I am honored and excited to be the new editor for Metal Clay Connections. I would like to thank Linda Bernstein for starting this newsletter and doing such a fantastic job. I will do my best to maintain the high standards Linda has set. In order to make this online newsletter a success, I need your submissions! Anything you have, even if it is just a comment or a correction is appreciated. If you have ideas on topics you would like to cover, please let me know.
In this issue, we focus on Gemstones and Metal Clay, a subject I have been facinated with for some years now. Color, sparkle, iridescence, luster, pattern, rarity, and beauty top the reasons people choose to add gems to their jewelry creations. But how do we define what is and is not a “gem?” In its broadest sense, gems can include pearls, coral, shell, amber, as well as inorganic minerals (gemstones). More rigid definitions confine the term to gemstones—crystalline minerals that can be faceted, are durable, and rare.Gemstones can be natural, synthetic, or enhanced to improve color or clarity. One good place to learn more about the subject of gemstones is Professor Jill Banfield’s online course Gems and Gem Materials. The Gemological Institute of America also has online materials on the subject.
Whatever your personal definition, a vast array of gems and gemstones are available for metal clay artists to include in their work. Some can be fired in place, while others need to be set after the metal clay has been fully sintered. Information on stones that can and cannot be fired include Kevin Whitmore’s gem tests and my own list of natural stones and list of synthetic stones that can be fired in place or are best set after firing.
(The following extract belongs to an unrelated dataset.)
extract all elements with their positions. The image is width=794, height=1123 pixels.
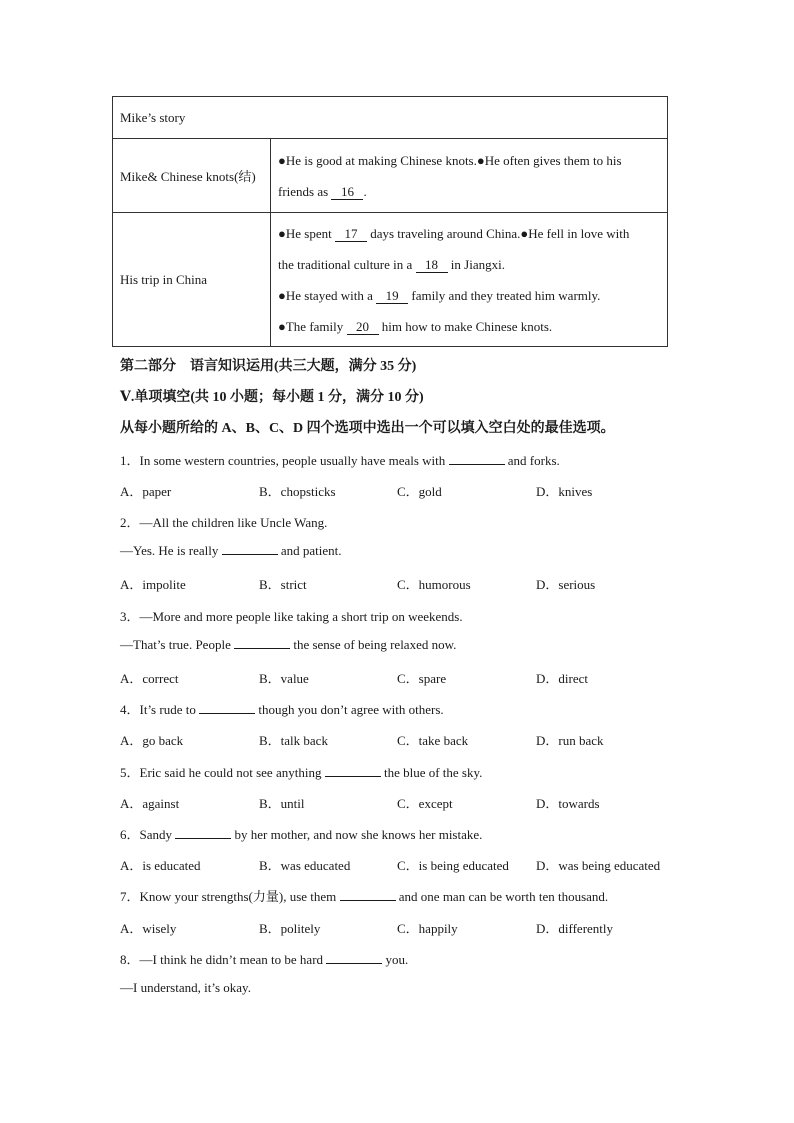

Countless techniques are available for setting gems, gemstones, and other objects. Virtually all the metal clay books include at least one or two methods for setting gems. Specialized resources for learning about setting stones in metal clay include:
Margaret Schindel’s Squidoo lens Setting Gemstones in Metal Clay.
My own booklet Using Investment Models for Setting Stones in Silver Clay
Lorrene Davis’ booklet Setting Gemstones in Metal Clay
We can, of course, only scratch the surface of the topic here, but I hope you will find the articles, projects, tips, and links helpful and informative whether you are a novice or an experienced metal clay artist.